Die Photovoltaikanlage am Hausdach ist kein ganz so seltener Anblick mehr. Dabei wird der Strom auch gleich selbst, von den Häusern, verbraucht. Vermieter können dabei den am Dach produzierten Strom an ihre Mieter weiterverkaufen. Oft ist dies dann sogar billiger, als der sonst bezogene Haushaltsstrom.

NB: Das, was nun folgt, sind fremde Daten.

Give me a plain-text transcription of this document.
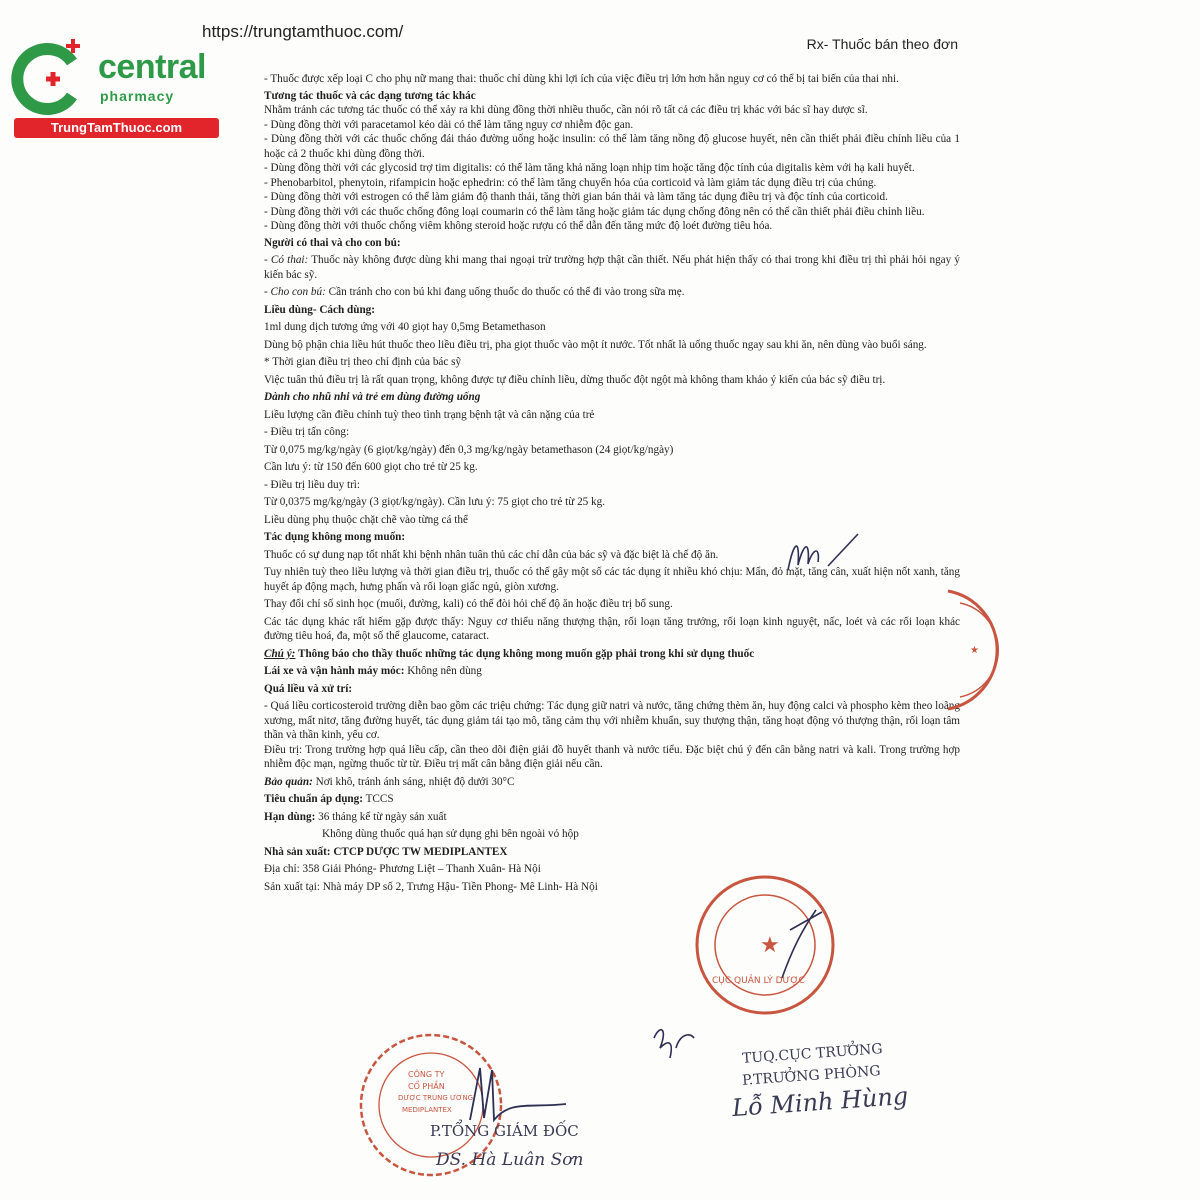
central
pharmacy
TrungTamThuoc.com
https://trungtamthuoc.com/
Rx- Thuốc bán theo đơn

- Thuốc được xếp loại C cho phụ nữ mang thai: thuốc chỉ dùng khi lợi ích của việc điều trị lớn hơn hẳn nguy cơ có thể bị tai biến của thai nhi.

Tương tác thuốc và các dạng tương tác khác

Nhằm tránh các tương tác thuốc có thể xảy ra khi dùng đồng thời nhiều thuốc, cần nói rõ tất cả các điều trị khác với bác sĩ hay dược sĩ.

- Dùng đồng thời với paracetamol kéo dài có thể làm tăng nguy cơ nhiễm độc gan.

- Dùng đồng thời với các thuốc chống đái tháo đường uống hoặc insulin: có thể làm tăng nồng độ glucose huyết, nên cần thiết phải điều chỉnh liều của 1 hoặc cả 2 thuốc khi dùng đồng thời.

- Dùng đồng thời với các glycosid trợ tim digitalis: có thể làm tăng khả năng loạn nhịp tim hoặc tăng độc tính của digitalis kèm với hạ kali huyết.

- Phenobarbitol, phenytoin, rifampicin hoặc ephedrin: có thể làm tăng chuyển hóa của corticoid và làm giảm tác dụng điều trị của chúng.

- Dùng đồng thời với estrogen có thể làm giảm độ thanh thải, tăng thời gian bán thải và làm tăng tác dụng điều trị và độc tính của corticoid.

- Dùng đồng thời với các thuốc chống đông loại coumarin có thể làm tăng hoặc giảm tác dụng chống đông nên có thể cần thiết phải điều chỉnh liều.

- Dùng đồng thời với thuốc chống viêm không steroid hoặc rượu có thể dẫn đến tăng mức độ loét đường tiêu hóa.

Người có thai và cho con bú:

- Có thai: Thuốc này không được dùng khi mang thai ngoại trừ trường hợp thật cần thiết. Nếu phát hiện thấy có thai trong khi điều trị thì phải hỏi ngay ý kiến bác sỹ.

- Cho con bú: Cần tránh cho con bú khi đang uống thuốc do thuốc có thể đi vào trong sữa mẹ.

Liều dùng- Cách dùng:

1ml dung dịch tương ứng với 40 giọt hay 0,5mg Betamethason

Dùng bộ phận chia liều hút thuốc theo liều điều trị, pha giọt thuốc vào một ít nước. Tốt nhất là uống thuốc ngay sau khi ăn, nên dùng vào buổi sáng.

* Thời gian điều trị theo chỉ định của bác sỹ

Việc tuân thủ điều trị là rất quan trọng, không được tự điều chỉnh liều, dừng thuốc đột ngột mà không tham khảo ý kiến của bác sỹ điều trị.

Dành cho nhũ nhi và trẻ em dùng đường uống

Liều lượng cần điều chỉnh tuỳ theo tình trạng bệnh tật và cân nặng của trẻ

- Điều trị tấn công:

Từ 0,075 mg/kg/ngày (6 giọt/kg/ngày) đến 0,3 mg/kg/ngày betamethason (24 giọt/kg/ngày)

Cần lưu ý: từ 150 đến 600 giọt cho trẻ từ 25 kg.

- Điều trị liều duy trì:

Từ 0,0375 mg/kg/ngày (3 giọt/kg/ngày). Cần lưu ý: 75 giọt cho trẻ từ 25 kg.

Liều dùng phụ thuộc chặt chẽ vào từng cá thể

Tác dụng không mong muốn:

Thuốc có sự dung nạp tốt nhất khi bệnh nhân tuân thủ các chỉ dẫn của bác sỹ và đặc biệt là chế độ ăn.

Tuy nhiên tuỳ theo liều lượng và thời gian điều trị, thuốc có thể gây một số các tác dụng ít nhiều khó chịu: Mẩn, đỏ mặt, tăng cân, xuất hiện nốt xanh, tăng huyết áp động mạch, hưng phấn và rối loạn giấc ngủ, giòn xương.

Thay đổi chỉ số sinh học (muối, đường, kali) có thể đòi hỏi chế độ ăn hoặc điều trị bổ sung.

Các tác dụng khác rất hiếm gặp được thấy: Nguy cơ thiểu năng thượng thận, rối loạn tăng trưởng, rối loạn kinh nguyệt, nấc, loét và các rối loạn khác đường tiêu hoá, đa, một số thể glaucome, cataract.

Chú ý: Thông báo cho thầy thuốc những tác dụng không mong muốn gặp phải trong khi sử dụng thuốc

Lái xe và vận hành máy móc: Không nên dùng

Quá liều và xử trí:

- Quá liều corticosteroid trường diễn bao gồm các triệu chứng: Tác dụng giữ natri và nước, tăng chứng thèm ăn, huy động calci và phospho kèm theo loãng xương, mất nitơ, tăng đường huyết, tác dụng giảm tái tạo mô, tăng cảm thụ với nhiễm khuẩn, suy thượng thận, tăng hoạt động vỏ thượng thận, rối loạn tâm thần và thần kinh, yếu cơ.

Điều trị: Trong trường hợp quá liều cấp, cần theo dõi điện giải đồ huyết thanh và nước tiểu. Đặc biệt chú ý đến cân bằng natri và kali. Trong trường hợp nhiễm độc mạn, ngừng thuốc từ từ. Điều trị mất cân bằng điện giải nếu cần.

Bảo quản: Nơi khô, tránh ánh sáng, nhiệt độ dưới 30°C

Tiêu chuẩn áp dụng: TCCS

Hạn dùng: 36 tháng kể từ ngày sản xuất

Không dùng thuốc quá hạn sử dụng ghi bên ngoài vỏ hộp

Nhà sản xuất: CTCP DƯỢC TW MEDIPLANTEX

Địa chỉ: 358 Giải Phóng- Phương Liệt – Thanh Xuân- Hà Nội

Sản xuất tại: Nhà máy DP số 2, Trưng Hậu- Tiền Phong- Mê Linh- Hà Nội

★
★
CỤC QUẢN LÝ DƯỢC
TUQ.CỤC TRƯỞNG
P.TRƯỞNG PHÒNG
Lỗ Minh Hùng
CÔNG TY
CỔ PHẦN
DƯỢC TRUNG ƯƠNG
MEDIPLANTEX
P.TỔNG GIÁM ĐỐC
DS. Hà Luân Sơn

Gröbere technische Probleme sind dabei nicht zu erwarten, wie genau der Strom an die Mieter gebracht wird, muss sich der Vermieter aber genau anschauen. Es muss überlegt werden, wer die Stromversorgung übernimmt, wenn die Solarstromanlage gerade keinen Strom liefert und, ob sich der Vermieter selbst darum kümmert oder es einfach einem externen Dienstleister überlässt, wobei hier wohl wieder die Kosten steigen würden.

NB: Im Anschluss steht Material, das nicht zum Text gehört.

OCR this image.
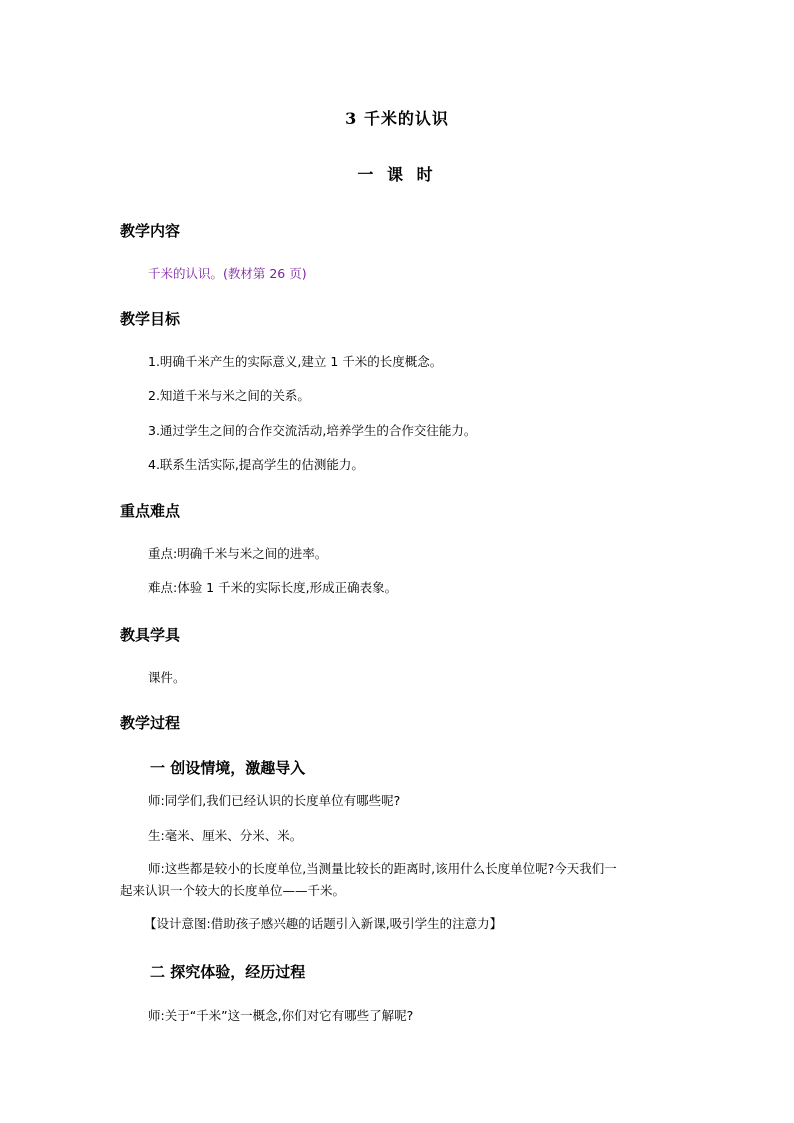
3 千米的认识
一 课 时
教学内容
千米的认识。(教材第 26 页)
教学目标
1.明确千米产生的实际意义,建立 1 千米的长度概念。
2.知道千米与米之间的关系。
3.通过学生之间的合作交流活动,培养学生的合作交往能力。
4.联系生活实际,提高学生的估测能力。
重点难点
重点:明确千米与米之间的进率。
难点:体验 1 千米的实际长度,形成正确表象。
教具学具
课件。
教学过程
一 创设情境，激趣导入
师:同学们,我们已经认识的长度单位有哪些呢?
生:毫米、厘米、分米、米。
师:这些都是较小的长度单位,当测量比较长的距离时,该用什么长度单位呢?今天我们一
起来认识一个较大的长度单位——千米。
【设计意图:借助孩子感兴趣的话题引入新课,吸引学生的注意力】
二 探究体验，经历过程
师:关于“千米”这一概念,你们对它有哪些了解呢?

Wird die Verteilung des Stromes selbst in die Hand genommen, gilt es zu beachten: Man wird zum offiziellen Stromlieferanten, mit allen rechtlichen Konsequenzen. Dabei werden auch Gebühren fällig. Umgehen könnte man dies so, dass der Mieter einen Teil der sich am Dach befindlichen Anlage pachtet. Doch ist es der Aufwand wirklich Wert?

Gesetzlich vorgeschriebene befristete Stromlieferverträge sind des Weiteren problematisch, da hier wohl noch nicht die Photovoltaikanlage ausfinanziert ist. Eine Abrechnung über die Betriebskosten könnte da eine gute Alternative sein.

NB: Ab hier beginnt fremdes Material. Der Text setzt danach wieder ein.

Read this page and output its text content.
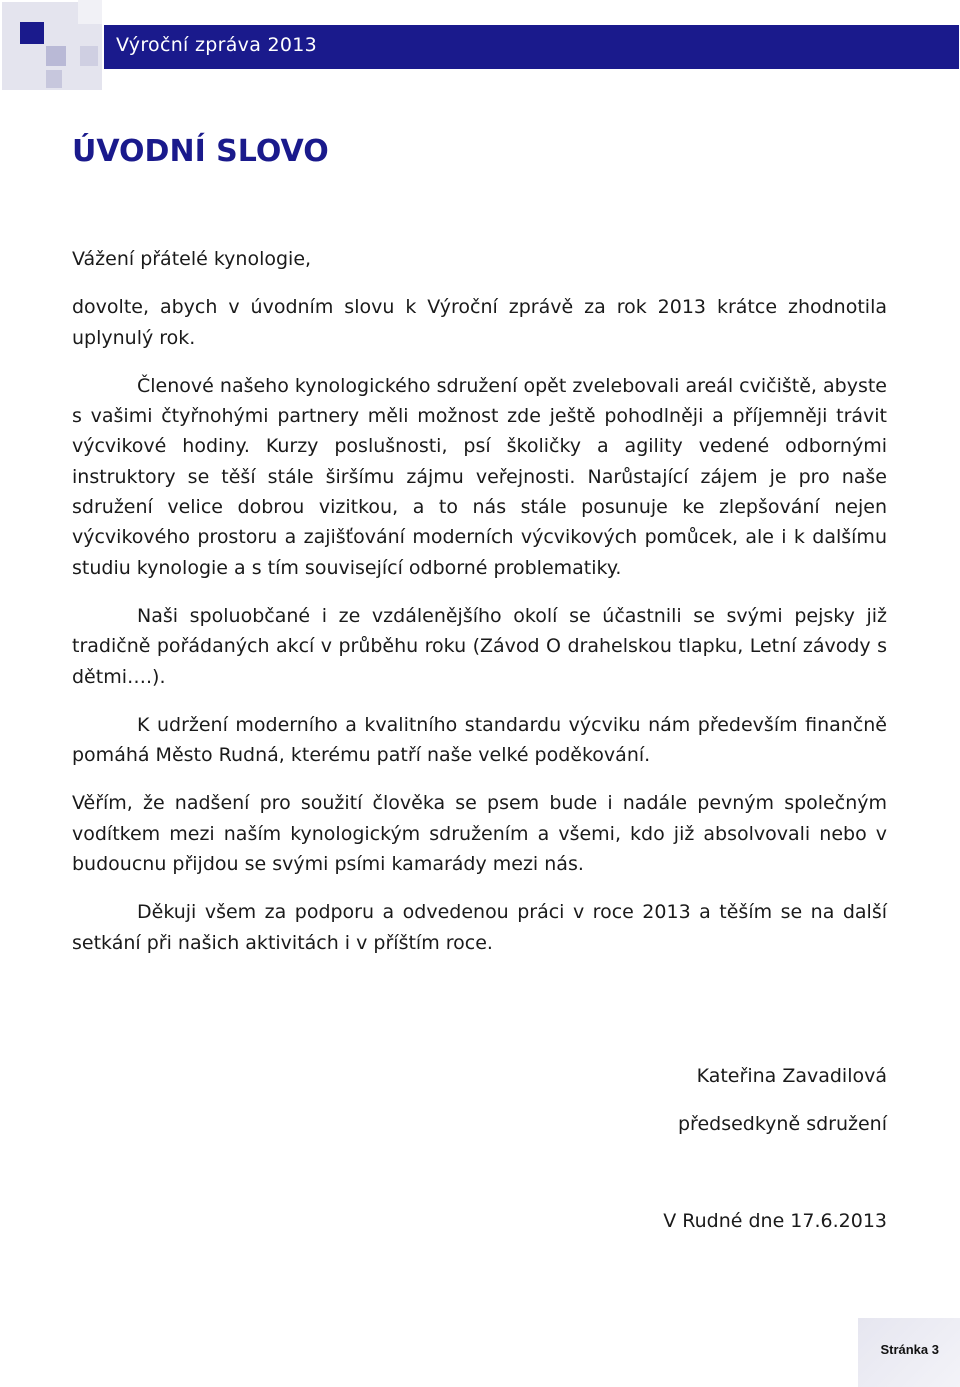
Výroční zpráva 2013
ÚVODNÍ SLOVO

Vážení přátelé kynologie,

dovolte, abych v úvodním slovu k Výroční zprávě za rok 2013 krátce zhodnotila uplynulý rok.

Členové našeho kynologického sdružení opět zvelebovali areál cvičiště, abyste s vašimi čtyřnohými partnery měli možnost zde ještě pohodlněji a příjemněji trávit výcvikové hodiny. Kurzy poslušnosti, psí školičky a agility vedené odbornými instruktory se těší stále širšímu zájmu veřejnosti. Narůstající zájem je pro naše sdružení velice dobrou vizitkou, a to nás stále posunuje ke zlepšování nejen výcvikového prostoru a zajišťování moderních výcvikových pomůcek, ale i k dalšímu studiu kynologie a s tím související odborné problematiky.

Naši spoluobčané i ze vzdálenějšího okolí se účastnili se svými pejsky již tradičně pořádaných akcí v průběhu roku (Závod O drahelskou tlapku, Letní závody s dětmi….).

K udržení moderního a kvalitního standardu výcviku nám především finančně pomáhá Město Rudná, kterému patří naše velké poděkování.

Věřím, že nadšení pro soužití člověka se psem bude i nadále pevným společným vodítkem mezi naším kynologickým sdružením a všemi, kdo již absolvovali nebo v budoucnu přijdou se svými psími kamarády mezi nás.

Děkuji všem za podporu a odvedenou práci v roce 2013 a těším se na další setkání při našich aktivitách i v příštím roce.

Kateřina Zavadilová
předsedkyně sdružení
V Rudné dne 17.6.2013
Stránka 3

Empfehlenswert ist es auf jeden Fall die Mieter vorab, also vor dem Installieren der Anlage, nach ihrer Meinung zu fragen. Auch wenn das System sich immer größerer Beliebtheit erfreut, muss vor allem im Haus die Bereitschaft da sein, eben diese Stromversorgung anzunehmen. Denn: Der Mieter kann nicht gezwungen werden, dass er den Strom direkt beim Vermieter kauft.